Ketika saya gali lebih lanjut mengapa ada pihak yang semula ingin ada Pansus, saya lebih terperanjat lagi. Alasannya sungguh membuat saya "geleng kepala". Katanya... untuk menjatuhkan sejumlah tokoh. Ada yang "dibidik dan harus jatuh" dalam kasus Jiwasraya ini. Menteri BUMN yang lama, Rini Sumarno harus kena. Menteri yang sekarang Erick Thohir harus diganti. Menteri Keuangan Sri Mulyani harus bertanggung jawab. Presiden Jokowi juga harus dikaitkan.
Mendengar berita seperti ini, meskipun belum tentu benar dan akurat, saya harus punya sikap. Sikap saya adalah tak baik dan salah kalau belum-belum sudah main "target-targetan".

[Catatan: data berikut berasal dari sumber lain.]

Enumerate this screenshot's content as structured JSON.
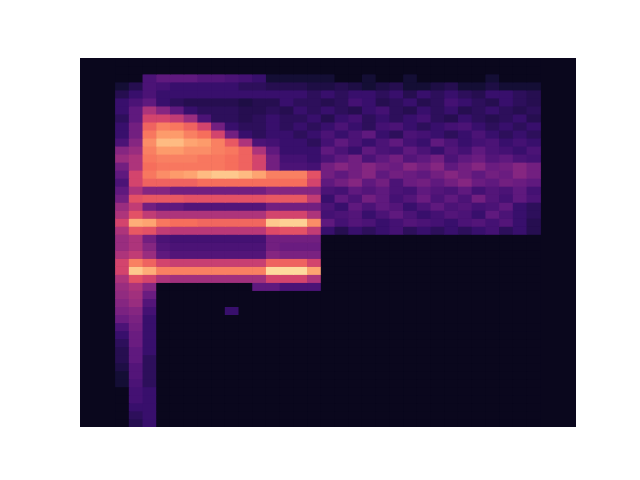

Kepada para kader Demokrat yang menjadi anggota DPR RI dengan tegas saya larang untuk ikut-ikutan berpikir yang tidak benar itu. Punya niat dan motif seperti itu. Itu salah besar. Nama-nama yang sering disebut di arena publik, dan seolah pasti terlibat dan bersalah, belum tentu bersalah. Termasuk tiga nama tadi. Secara pribadi saya mengenal Ibu Sri Mulyani, Ibu Rini dan Pak Erick sebagai sosok yang kompeten dan mau bekerja keras. Kalau tingkat presiden, sangat mungkin Pak Jokowi juga tidak mengetahui jika ada penyimpangan besar di tubuh Jiwasraya itu. Prinsipnya, jangan memvonis siapapun sebagai bersalah, sebelum secara hukum memang terbukti bersalah.